# replacing speed sensor 95 200sx



## iheartmy98markviii (Aug 1, 2010)

hello i just purchased a new speed sensor for my 95 200sx. I also just purchased the car yesterday and that's the only problem that comes up on the obd reading. Can someone please help guide me towards what i need to replace this once i get it. 
Thank you Tiffany:loser:


----------



## Jopet (Aug 10, 2009)

dude, is the speedometer working? if it is, its not the speed sensor. search the threads you'll find out more


----------



## PTXer (Aug 31, 2006)

Even if the speedometer isn't working it may not be the speed sensor. There are instances of bad connections in the instrument cluster that cause intermittent speedo failure and throwing the VSS code. My 97 has been doing this for years.
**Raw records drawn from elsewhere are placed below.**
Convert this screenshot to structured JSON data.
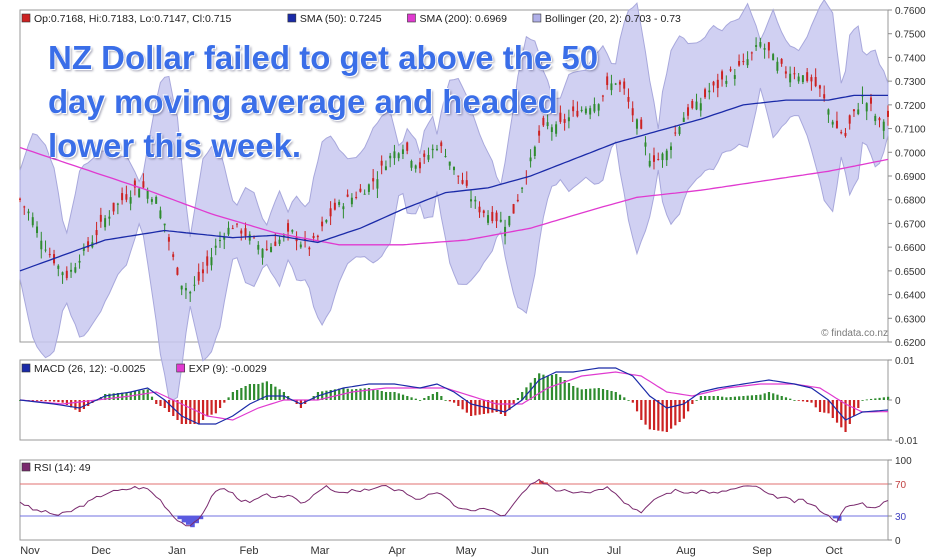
{
  "headline": {
    "lines": [
      "NZ Dollar failed to get above the 50",
      "day moving average and headed",
      "lower this week."
    ]
  },
  "watermark": "© findata.co.nz",
  "colors": {
    "bull_candle": "#2e8b2e",
    "bear_candle": "#cc2222",
    "sma50": "#1a2aa8",
    "sma200": "#e03ad0",
    "bollinger_fill": "#c8c8f0",
    "bollinger_edge": "#a8a8dc",
    "macd_line": "#1a2aa8",
    "exp_line": "#e03ad0",
    "hist_pos": "#2e8b2e",
    "hist_neg": "#cc2222",
    "rsi_line": "#7a2a6e",
    "rsi_fill_low": "#5a5ae0",
    "rsi_fill_high": "#e04a4a",
    "rsi_70_line": "#e07070",
    "rsi_30_line": "#7070e0",
    "headline": "#3a6ee8"
  },
  "chart_data": [
    {
      "type": "candlestick",
      "legend": [
        {
          "label": "Op:0.7168, Hi:0.7183, Lo:0.7147, Cl:0.715",
          "color": "#cc2222"
        },
        {
          "label": "SMA (50): 0.7245",
          "color": "#1a2aa8"
        },
        {
          "label": "SMA (200): 0.6969",
          "color": "#e03ad0"
        },
        {
          "label": "Bollinger (20, 2): 0.703 - 0.73",
          "color": "#b0b0e8"
        }
      ],
      "ylim": [
        0.62,
        0.76
      ],
      "yticks": [
        "0.7600",
        "0.7500",
        "0.7400",
        "0.7300",
        "0.7200",
        "0.7100",
        "0.7000",
        "0.6900",
        "0.6800",
        "0.6700",
        "0.6600",
        "0.6500",
        "0.6400",
        "0.6300",
        "0.6200"
      ],
      "x_months": [
        "Nov",
        "Dec",
        "Jan",
        "Feb",
        "Mar",
        "Apr",
        "May",
        "Jun",
        "Jul",
        "Aug",
        "Sep",
        "Oct"
      ],
      "close_path": [
        [
          0,
          0.68
        ],
        [
          3,
          0.672
        ],
        [
          5,
          0.664
        ],
        [
          7,
          0.657
        ],
        [
          9,
          0.652
        ],
        [
          11,
          0.648
        ],
        [
          12,
          0.65
        ],
        [
          14,
          0.656
        ],
        [
          16,
          0.66
        ],
        [
          18,
          0.666
        ],
        [
          20,
          0.672
        ],
        [
          22,
          0.676
        ],
        [
          24,
          0.68
        ],
        [
          26,
          0.683
        ],
        [
          28,
          0.686
        ],
        [
          30,
          0.684
        ],
        [
          32,
          0.68
        ],
        [
          34,
          0.67
        ],
        [
          36,
          0.655
        ],
        [
          38,
          0.645
        ],
        [
          40,
          0.641
        ],
        [
          42,
          0.646
        ],
        [
          44,
          0.652
        ],
        [
          46,
          0.66
        ],
        [
          48,
          0.666
        ],
        [
          50,
          0.669
        ],
        [
          52,
          0.667
        ],
        [
          54,
          0.664
        ],
        [
          56,
          0.661
        ],
        [
          58,
          0.659
        ],
        [
          60,
          0.662
        ],
        [
          62,
          0.664
        ],
        [
          64,
          0.666
        ],
        [
          66,
          0.662
        ],
        [
          68,
          0.66
        ],
        [
          70,
          0.664
        ],
        [
          72,
          0.671
        ],
        [
          74,
          0.676
        ],
        [
          76,
          0.679
        ],
        [
          78,
          0.681
        ],
        [
          80,
          0.683
        ],
        [
          82,
          0.686
        ],
        [
          84,
          0.69
        ],
        [
          86,
          0.696
        ],
        [
          88,
          0.7
        ],
        [
          90,
          0.703
        ],
        [
          92,
          0.698
        ],
        [
          94,
          0.694
        ],
        [
          96,
          0.699
        ],
        [
          98,
          0.703
        ],
        [
          100,
          0.7
        ],
        [
          102,
          0.693
        ],
        [
          104,
          0.687
        ],
        [
          106,
          0.681
        ],
        [
          108,
          0.676
        ],
        [
          110,
          0.674
        ],
        [
          112,
          0.672
        ],
        [
          114,
          0.67
        ],
        [
          116,
          0.675
        ],
        [
          118,
          0.686
        ],
        [
          120,
          0.696
        ],
        [
          122,
          0.707
        ],
        [
          124,
          0.712
        ],
        [
          126,
          0.71
        ],
        [
          128,
          0.713
        ],
        [
          130,
          0.716
        ],
        [
          132,
          0.718
        ],
        [
          134,
          0.72
        ],
        [
          136,
          0.722
        ],
        [
          138,
          0.727
        ],
        [
          140,
          0.73
        ],
        [
          142,
          0.726
        ],
        [
          144,
          0.716
        ],
        [
          146,
          0.708
        ],
        [
          148,
          0.698
        ],
        [
          150,
          0.697
        ],
        [
          152,
          0.7
        ],
        [
          154,
          0.708
        ],
        [
          156,
          0.715
        ],
        [
          158,
          0.718
        ],
        [
          160,
          0.721
        ],
        [
          162,
          0.726
        ],
        [
          164,
          0.728
        ],
        [
          166,
          0.732
        ],
        [
          168,
          0.734
        ],
        [
          170,
          0.737
        ],
        [
          172,
          0.741
        ],
        [
          174,
          0.746
        ],
        [
          176,
          0.742
        ],
        [
          178,
          0.737
        ],
        [
          180,
          0.734
        ],
        [
          182,
          0.734
        ],
        [
          184,
          0.732
        ],
        [
          186,
          0.73
        ],
        [
          188,
          0.726
        ],
        [
          190,
          0.718
        ],
        [
          192,
          0.71
        ],
        [
          194,
          0.707
        ],
        [
          196,
          0.716
        ],
        [
          198,
          0.723
        ],
        [
          200,
          0.719
        ],
        [
          202,
          0.712
        ],
        [
          204,
          0.715
        ]
      ],
      "sma50_path": [
        [
          0,
          0.65
        ],
        [
          20,
          0.663
        ],
        [
          34,
          0.667
        ],
        [
          50,
          0.664
        ],
        [
          60,
          0.665
        ],
        [
          70,
          0.662
        ],
        [
          80,
          0.668
        ],
        [
          90,
          0.676
        ],
        [
          100,
          0.683
        ],
        [
          110,
          0.685
        ],
        [
          120,
          0.69
        ],
        [
          130,
          0.697
        ],
        [
          140,
          0.704
        ],
        [
          150,
          0.709
        ],
        [
          160,
          0.714
        ],
        [
          170,
          0.72
        ],
        [
          180,
          0.722
        ],
        [
          190,
          0.722
        ],
        [
          196,
          0.724
        ],
        [
          204,
          0.724
        ]
      ],
      "sma200_path": [
        [
          0,
          0.702
        ],
        [
          15,
          0.693
        ],
        [
          30,
          0.684
        ],
        [
          45,
          0.674
        ],
        [
          60,
          0.666
        ],
        [
          75,
          0.661
        ],
        [
          90,
          0.661
        ],
        [
          105,
          0.663
        ],
        [
          120,
          0.668
        ],
        [
          135,
          0.676
        ],
        [
          145,
          0.681
        ],
        [
          160,
          0.684
        ],
        [
          175,
          0.688
        ],
        [
          190,
          0.692
        ],
        [
          204,
          0.697
        ]
      ]
    },
    {
      "type": "bar+line",
      "legend": [
        {
          "label": "MACD (26, 12): -0.0025",
          "color": "#1a2aa8"
        },
        {
          "label": "EXP (9): -0.0029",
          "color": "#e03ad0"
        }
      ],
      "ylim": [
        -0.01,
        0.01
      ],
      "yticks": [
        "0.01",
        "0",
        "-0.01"
      ],
      "macd_path": [
        [
          0,
          0
        ],
        [
          8,
          -0.001
        ],
        [
          14,
          -0.002
        ],
        [
          20,
          0.001
        ],
        [
          26,
          0.002
        ],
        [
          30,
          0.003
        ],
        [
          34,
          0
        ],
        [
          38,
          -0.004
        ],
        [
          42,
          -0.006
        ],
        [
          46,
          -0.006
        ],
        [
          50,
          -0.004
        ],
        [
          54,
          -0.001
        ],
        [
          58,
          0.001
        ],
        [
          62,
          0.001
        ],
        [
          66,
          -0.001
        ],
        [
          70,
          0.001
        ],
        [
          76,
          0.003
        ],
        [
          82,
          0.004
        ],
        [
          88,
          0.004
        ],
        [
          94,
          0.003
        ],
        [
          98,
          0.004
        ],
        [
          102,
          0.002
        ],
        [
          106,
          -0.001
        ],
        [
          110,
          -0.002
        ],
        [
          114,
          -0.003
        ],
        [
          118,
          0
        ],
        [
          122,
          0.005
        ],
        [
          126,
          0.007
        ],
        [
          130,
          0.007
        ],
        [
          136,
          0.008
        ],
        [
          140,
          0.008
        ],
        [
          144,
          0.006
        ],
        [
          148,
          0.001
        ],
        [
          152,
          -0.002
        ],
        [
          156,
          -0.001
        ],
        [
          160,
          0.002
        ],
        [
          164,
          0.003
        ],
        [
          170,
          0.004
        ],
        [
          176,
          0.005
        ],
        [
          182,
          0.004
        ],
        [
          186,
          0.003
        ],
        [
          190,
          0
        ],
        [
          194,
          -0.005
        ],
        [
          198,
          -0.003
        ],
        [
          204,
          -0.0025
        ]
      ],
      "exp_path": [
        [
          0,
          0
        ],
        [
          10,
          -0.001
        ],
        [
          18,
          0
        ],
        [
          26,
          0.001
        ],
        [
          32,
          0.002
        ],
        [
          38,
          -0.001
        ],
        [
          44,
          -0.004
        ],
        [
          50,
          -0.005
        ],
        [
          56,
          -0.002
        ],
        [
          62,
          0
        ],
        [
          70,
          0
        ],
        [
          78,
          0.002
        ],
        [
          86,
          0.003
        ],
        [
          94,
          0.003
        ],
        [
          100,
          0.003
        ],
        [
          106,
          0.001
        ],
        [
          112,
          -0.001
        ],
        [
          118,
          -0.001
        ],
        [
          124,
          0.003
        ],
        [
          132,
          0.006
        ],
        [
          140,
          0.007
        ],
        [
          146,
          0.006
        ],
        [
          152,
          0.002
        ],
        [
          158,
          0.001
        ],
        [
          166,
          0.003
        ],
        [
          174,
          0.004
        ],
        [
          182,
          0.004
        ],
        [
          188,
          0.003
        ],
        [
          194,
          -0.001
        ],
        [
          198,
          -0.003
        ],
        [
          204,
          -0.0029
        ]
      ]
    },
    {
      "type": "line",
      "legend": [
        {
          "label": "RSI (14): 49",
          "color": "#7a2a6e"
        }
      ],
      "ylim": [
        0,
        100
      ],
      "yticks": [
        "100",
        "70",
        "30",
        "0"
      ],
      "reference_lines": [
        70,
        30
      ],
      "rsi_path": [
        [
          0,
          48
        ],
        [
          3,
          38
        ],
        [
          6,
          35
        ],
        [
          9,
          31
        ],
        [
          12,
          36
        ],
        [
          15,
          44
        ],
        [
          18,
          53
        ],
        [
          21,
          60
        ],
        [
          24,
          62
        ],
        [
          27,
          66
        ],
        [
          30,
          64
        ],
        [
          33,
          50
        ],
        [
          36,
          30
        ],
        [
          38,
          22
        ],
        [
          40,
          16
        ],
        [
          42,
          26
        ],
        [
          44,
          44
        ],
        [
          46,
          62
        ],
        [
          48,
          64
        ],
        [
          50,
          58
        ],
        [
          52,
          50
        ],
        [
          54,
          46
        ],
        [
          56,
          52
        ],
        [
          58,
          56
        ],
        [
          60,
          54
        ],
        [
          62,
          52
        ],
        [
          64,
          56
        ],
        [
          66,
          46
        ],
        [
          68,
          52
        ],
        [
          70,
          62
        ],
        [
          72,
          66
        ],
        [
          74,
          60
        ],
        [
          76,
          58
        ],
        [
          78,
          62
        ],
        [
          80,
          60
        ],
        [
          82,
          64
        ],
        [
          84,
          66
        ],
        [
          86,
          68
        ],
        [
          88,
          60
        ],
        [
          90,
          63
        ],
        [
          92,
          54
        ],
        [
          94,
          50
        ],
        [
          96,
          58
        ],
        [
          98,
          60
        ],
        [
          100,
          52
        ],
        [
          102,
          44
        ],
        [
          104,
          38
        ],
        [
          106,
          36
        ],
        [
          108,
          40
        ],
        [
          110,
          38
        ],
        [
          112,
          33
        ],
        [
          114,
          30
        ],
        [
          116,
          44
        ],
        [
          118,
          58
        ],
        [
          120,
          68
        ],
        [
          122,
          74
        ],
        [
          124,
          70
        ],
        [
          126,
          62
        ],
        [
          128,
          64
        ],
        [
          130,
          60
        ],
        [
          132,
          62
        ],
        [
          134,
          60
        ],
        [
          136,
          64
        ],
        [
          138,
          66
        ],
        [
          140,
          60
        ],
        [
          142,
          48
        ],
        [
          144,
          40
        ],
        [
          146,
          36
        ],
        [
          148,
          44
        ],
        [
          150,
          54
        ],
        [
          152,
          58
        ],
        [
          154,
          62
        ],
        [
          156,
          60
        ],
        [
          158,
          58
        ],
        [
          160,
          62
        ],
        [
          162,
          60
        ],
        [
          164,
          58
        ],
        [
          166,
          62
        ],
        [
          168,
          64
        ],
        [
          170,
          66
        ],
        [
          172,
          68
        ],
        [
          174,
          64
        ],
        [
          176,
          56
        ],
        [
          178,
          54
        ],
        [
          180,
          52
        ],
        [
          182,
          48
        ],
        [
          184,
          50
        ],
        [
          186,
          44
        ],
        [
          188,
          38
        ],
        [
          190,
          30
        ],
        [
          192,
          24
        ],
        [
          194,
          40
        ],
        [
          196,
          44
        ],
        [
          198,
          46
        ],
        [
          200,
          40
        ],
        [
          202,
          44
        ],
        [
          204,
          49
        ]
      ]
    }
  ]
}
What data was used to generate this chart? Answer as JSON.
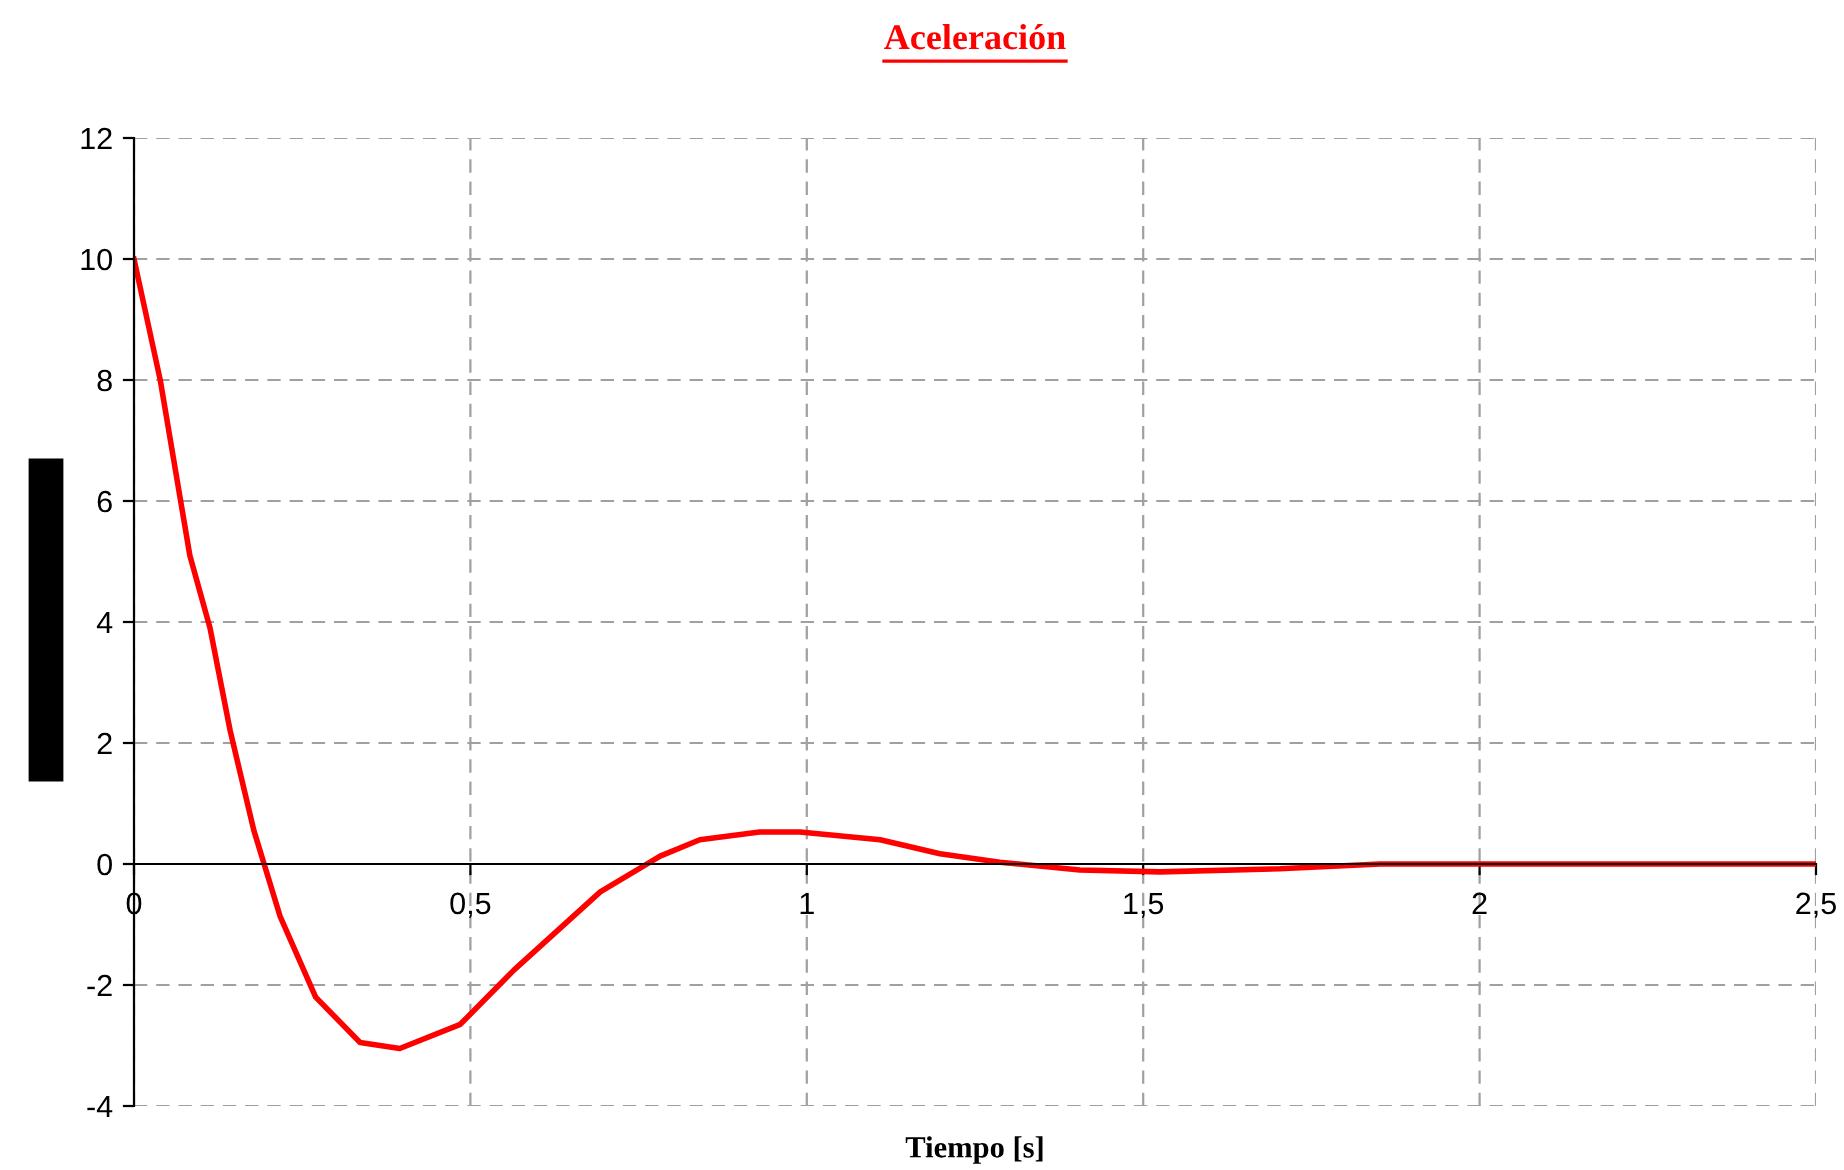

Some say tightening screws on the back of the cluster helps, but never tried it. Like Jopet says, do a search, you'll find more.


----------



## Jopet (Aug 10, 2009)

iheartmy98markviii,

here is the link to the solution, if its not the speed sensor:

http://www.nissanforums.com/b14-95-9...r-problem.html


----------



## iheartmy98markviii (Aug 1, 2010)

hey it says the link can't be found. I don't know why. And the speedometer does work just not the rpm portion it revs up as high as it can as soon as you hit the gas. I ordered a new speed sensor probably gonna put it in tomarrow to see if thats the problem. I hope So! And im not a dude im a chick lol


----------



## Jopet (Aug 10, 2009)

Well, that's embarassing Sorry about that. 

Use this instead:
http://www.nissanforums.com/b14-95-...p0500-vehicle-speed-sensor-malfunction-2.html

That's VSS thread discussion as well and the link there to the solution works.
And Im not doing this just because your a chick, ok?  peace!


----------